La conception du LAH a débuté en juin 2015, trois mois après qu'Airbus et KAI avaient annoncé le programme commun LAH / LCH basé sur le H155, qui s'appuie sur le succès de la précédente équipe d'hélicoptères utilitaires coréens ayant produit le « Surion » lui-même basé sur le « Super Puma ». La conception de base du LAH a été achevée en août 2016 et la conception détaillée en novembre 2017. Le premier exemple devrait effectuer son premier vol en mai 2019, les premières unités devant entrer en service en 2023.

Pour son rôle d'attaque légère, le LAH est équipé d'une tourelle de détection sur le nez, sous laquelle se trouve un canon tri-tubes de 20mm. Des pylônes latéraux de chaque côté de la cabine peuvent monter diverses armes et nacelles.

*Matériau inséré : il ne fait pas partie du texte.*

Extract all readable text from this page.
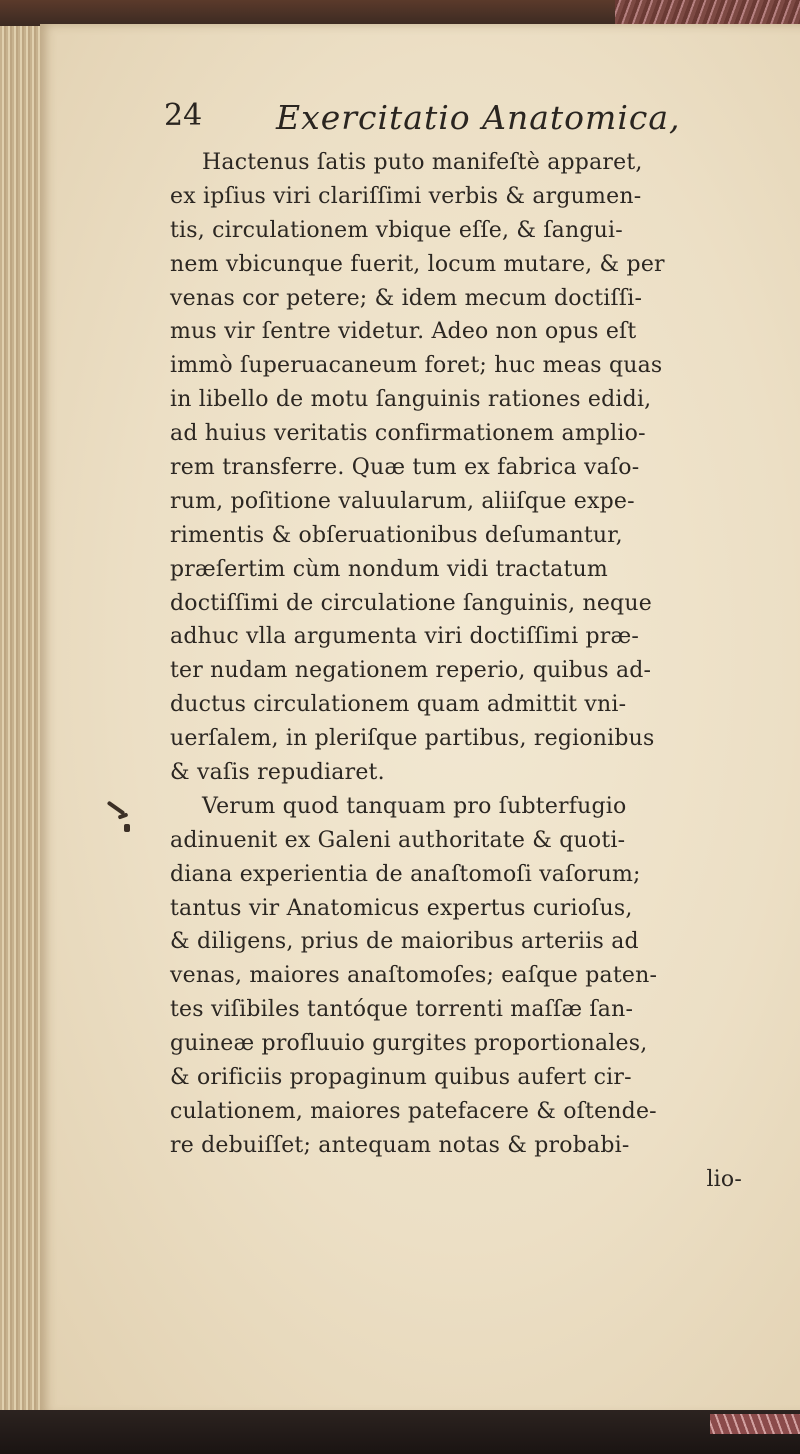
24 Exercitatio Anatomica,
Hactenus ſatis puto manifeſtè apparet,
ex ipſius viri clariſſimi verbis & argumen-
tis, circulationem vbique eſſe, & ſangui-
nem vbicunque fuerit, locum mutare, & per
venas cor petere; & idem mecum doctiſſi-
mus vir ſentre videtur. Adeo non opus eſt
immò ſuperuacaneum foret; huc meas quas
in libello de motu ſanguinis rationes edidi,
ad huius veritatis confirmationem amplio-
rem transferre. Quæ tum ex fabrica vaſo-
rum, poſitione valuularum, aliiſque expe-
rimentis & obſeruationibus deſumantur,
præſertim cùm nondum vidi tractatum
doctiſſimi de circulatione ſanguinis, neque
adhuc vlla argumenta viri doctiſſimi præ-
ter nudam negationem reperio, quibus ad-
ductus circulationem quam admittit vni-
uerſalem, in pleriſque partibus, regionibus
& vaſis repudiaret.
Verum quod tanquam pro ſubterfugio
adinuenit ex Galeni authoritate & quoti-
diana experientia de anaſtomoſi vaſorum;
tantus vir Anatomicus expertus curioſus,
& diligens, prius de maioribus arteriis ad
venas, maiores anaſtomoſes; eaſque paten-
tes viſibiles tantóque torrenti maſſæ ſan-
guineæ profluuio gurgites proportionales,
& orificiis propaginum quibus aufert cir-
culationem, maiores patefacere & oſtende-
re debuiſſet; antequam notas & probabi-
lio-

KAI prévoit de construire environ 200 LAH pour l'armée de la République de Corée afin de remplacer les Bell AH-1 « Cobra » et les MD 500 « Defenders » vieillissants. Ils serviront aux côtés du Boeing AH-64E « Apache Guardian », dont 36 ont été acquis. Le LAH doit également être offert à l'exportation. En novembre 2015, KAI et Airbus ont signé un protocole d'accord couvrant le marketing commun et l'assistance après-vente mondiaux pour LAH et LCH. Airbus ne propose pas de version armée du H155, mais des hélicoptères armés basés sur « Dauphin » ont été développés en Chine sous le nom de Harbin Z-9W et de son dérivé WZ-19 biplace.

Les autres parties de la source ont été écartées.